A Society for Worldwide Interbank Financial Telecommunication, também conhecida como Swift, e o regulador de câmbio da China irão anunciar números esta semana que juntos traçam um quadro do papel do yuan no comércio e investimento internacional. Os dados anteriores até junho mostraram um aumento constante em seu uso, mas isso foi antes de a repressão do governo chinês aumentar em julho.

As autoridades ampliaram seus ataques antimonopólio contra as maiores empresas de tecnologia do país, proibiram os lucros da indústria de tutoria escolar e lançaram críticas aos negócios de jogos online. O ataque inesperado pressionou ações e títulos, e alimentou a preocupação de que investidores globais reduzam os ativos em yuans em suas carteiras e deixem de adotar a moeda no comércio internacional.

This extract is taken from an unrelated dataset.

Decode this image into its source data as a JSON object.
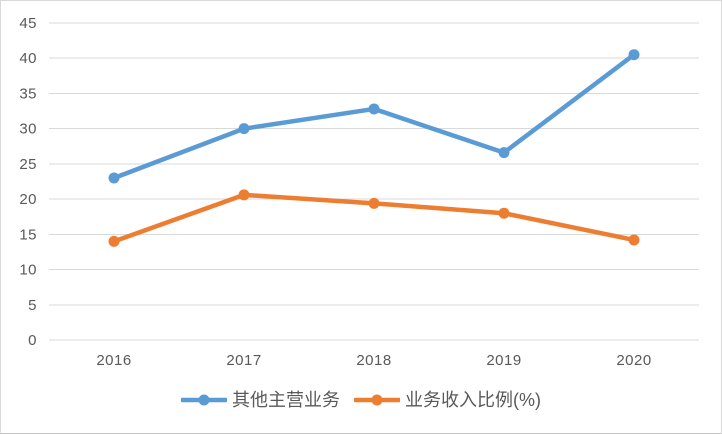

“As saídas do mês passado podem ter prejudicado o uso do renminbi”, disse Xing Zhaopeng, estrategista sênior da China no Australia & New Zealand Banking Group, usando o nome oficial do yuan. Ao mesmo tempo, “a participação do renminbi nos pagamentos globais ainda deve atingir uma nova máxima antes do final do ano, já que inclusão em índice traz novos ingressos e a China adota mais uso do renminbi no comércio”, disse ele.

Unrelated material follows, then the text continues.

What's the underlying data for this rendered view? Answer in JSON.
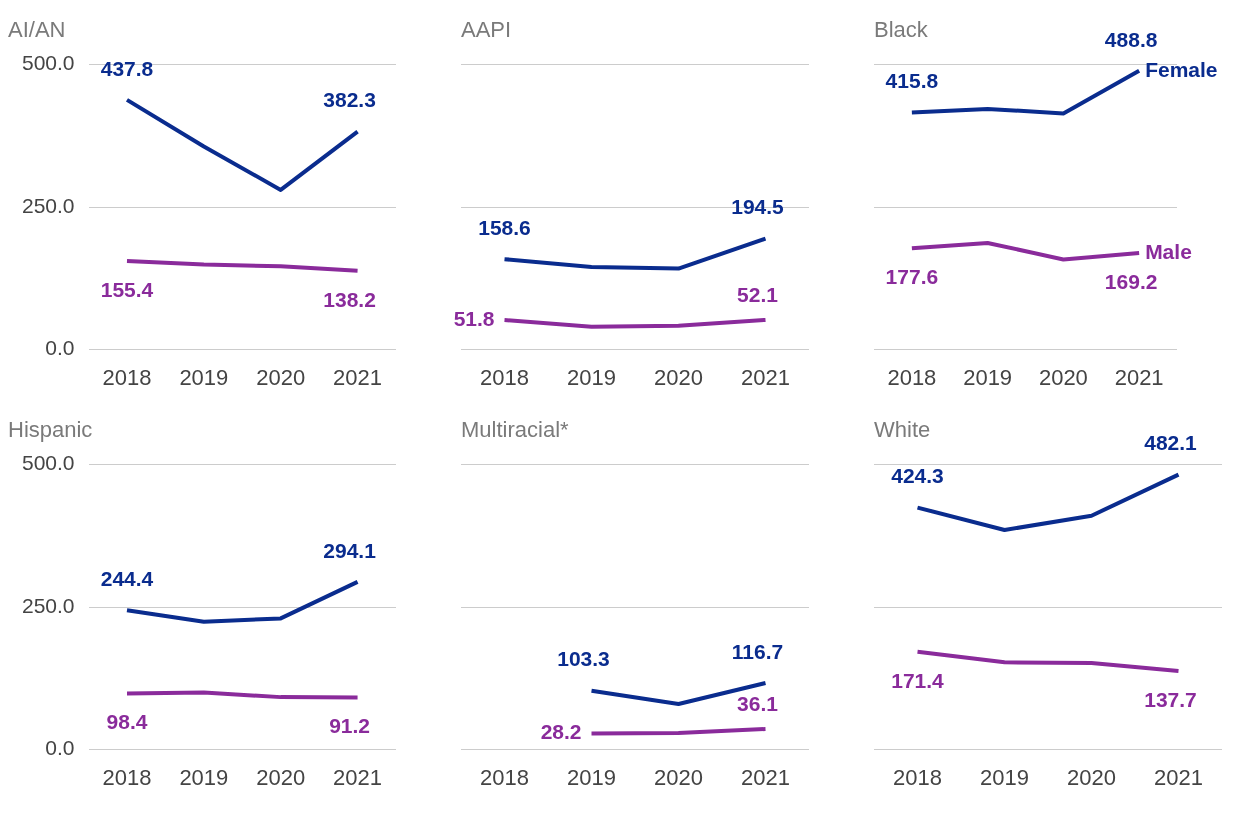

A parcela de pagamentos em yuans via Swift subiu para 2,46% em junho, abaixo do pico alcançado em março, que foi o maior nível desde a desvalorização em agosto de 2015. O percentual de transações transfronteiriças realizadas em moeda estrangeira subiu para 42,3% no mesmo mês, próximo do recorde histórico de janeiro, que foi de 43,8%, segundo cálculos da Bloomberg com base em dados da Administração Estatal de Câmbio.

Desde a desvalorização, a China tem trabalhado para reviver a popularidade do yuan, pedindo maior uso da moeda no comércio e atenuando controle e intervenção na taxa de câmbio. Uma rápida entrada de capital para seus mercados também ajudou.

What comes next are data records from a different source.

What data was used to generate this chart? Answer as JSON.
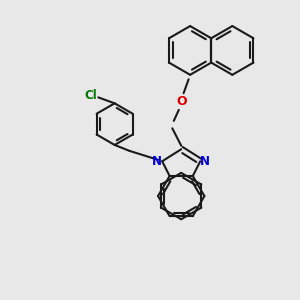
{
  "background_color": "#e8e8e8",
  "bond_color": "#1a1a1a",
  "N_color": "#0000dd",
  "O_color": "#dd0000",
  "Cl_color": "#007700",
  "line_width": 1.5,
  "figsize": [
    3.0,
    3.0
  ],
  "dpi": 100,
  "xlim": [
    0,
    10
  ],
  "ylim": [
    0,
    10
  ]
}
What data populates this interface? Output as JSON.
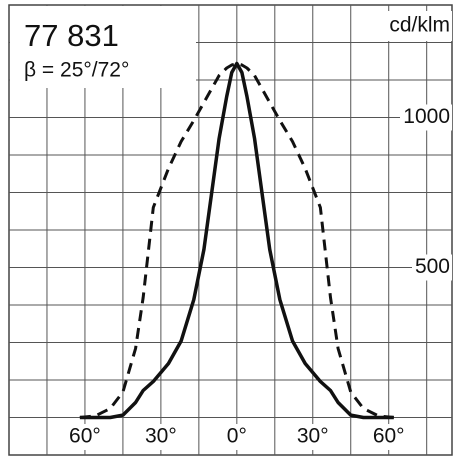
{
  "chart_data": {
    "type": "line",
    "title": "77 831",
    "subtitle": "β = 25°/72°",
    "y_unit": "cd/klm",
    "x": [
      -62,
      -56,
      -50,
      -45,
      -40,
      -37,
      -33,
      -27,
      -22,
      -17,
      -13,
      -10,
      -7,
      -4,
      -2,
      0,
      2,
      4,
      7,
      10,
      13,
      17,
      22,
      27,
      33,
      37,
      40,
      45,
      50,
      56,
      62
    ],
    "series": [
      {
        "name": "25°",
        "color": "#111111",
        "dash": false,
        "values": [
          0,
          0,
          0,
          8,
          50,
          90,
          120,
          180,
          255,
          393,
          560,
          745,
          930,
          1070,
          1150,
          1180,
          1150,
          1070,
          930,
          745,
          560,
          393,
          255,
          180,
          120,
          90,
          50,
          8,
          0,
          0,
          0
        ]
      },
      {
        "name": "72°",
        "color": "#111111",
        "dash": true,
        "values": [
          0,
          5,
          30,
          85,
          230,
          400,
          700,
          830,
          920,
          990,
          1050,
          1095,
          1140,
          1165,
          1175,
          1180,
          1175,
          1165,
          1140,
          1095,
          1050,
          990,
          920,
          830,
          700,
          400,
          230,
          85,
          30,
          5,
          0
        ]
      }
    ],
    "xlim": [
      -90,
      85
    ],
    "ylim": [
      -125,
      1375
    ],
    "xticks": [
      {
        "value": -60,
        "label": "60°"
      },
      {
        "value": -30,
        "label": "30°"
      },
      {
        "value": 0,
        "label": "0°"
      },
      {
        "value": 30,
        "label": "30°"
      },
      {
        "value": 60,
        "label": "60°"
      }
    ],
    "yticks": [
      500,
      1000
    ],
    "xgrid": [
      -75,
      -60,
      -45,
      -30,
      -15,
      0,
      15,
      30,
      45,
      60,
      75
    ],
    "ygrid": [
      0,
      125,
      250,
      375,
      500,
      625,
      750,
      875,
      1000,
      1125,
      1250
    ],
    "grid": true
  }
}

Fundos globais aumentaram a participação de títulos do governo chinês a um recorde em julho, apesar da turbulência do mercado naquele mês, e os ingressos devem continuar, uma vez que alguns dos títulos serão incluídos no índice FTSE Russell em outubro. Cerca de 30% dos bancos centrais planejam aumentar a exposição ao yuan nos próximos 12 a 24 meses, três vezes a proporção relatada no ano passado, de acordo com uma pesquisa do Official Monetary and Financial Institutions Forum, um grupo de estudos com sede em Londres.

“Embora a repressão da China possa não ter acabado, a demanda global por seus títulos do Tesouro pode estar intacta”, disse Stephen Chiu, estrategista de moeda e taxas da Ásia na Bloomberg Intelligence. “O fascínio dos títulos do Tesouro da China pode não ser prejudicado por tais eventos locais idiossincráticos, dados seus rendimentos relativamente altos em comparação com os títulos de outros governos importantes.”

Provas da crescente adoção do yuan estão surgindo em vários setores, principalmente de commodities.

Enquanto o dólar continua a ser a moeda principal para o comércio de matérias-primas, mais empresas estão se voltando para o yuan para atender clientes com base na China, o maior importador mundial de commodities. Rio Tinto Plc, a maior produtora mundial de minério de ferro, afirma ter realizado 12 transações em yuans nos últimos dois anos. Vale, a segunda maior mineradora, realiza vendas à vista nos portos chineses na moeda nacional.

A empresa internacional de serviços de câmbio Ebury diz que o uso do yuan está aumentando em sua base de clientes. Os pagamentos para a China usando a moeda aumentaram 20% no ano passado, disse Patrick Idquival, comerciante corporativo com sede em Sydney. A mudança foi tão pronunciada que a empresa abriu uma mesa para “relações em renminbi”.

Embora a internacionalização do yuan esteja crescendo, ainda há um longo caminho a percorrer, já que a participação da moeda nos pagamentos globais via Swift e nas reservas de bancos centrais ainda é fraca em comparação com o dólar.

“Esperamos que quase metade de nossas empresas que importam da China mudem em direção pagando em yuans até meados do próximo ano ”, disse Idquival, da Ebury. “Isso só vai ficar maior.”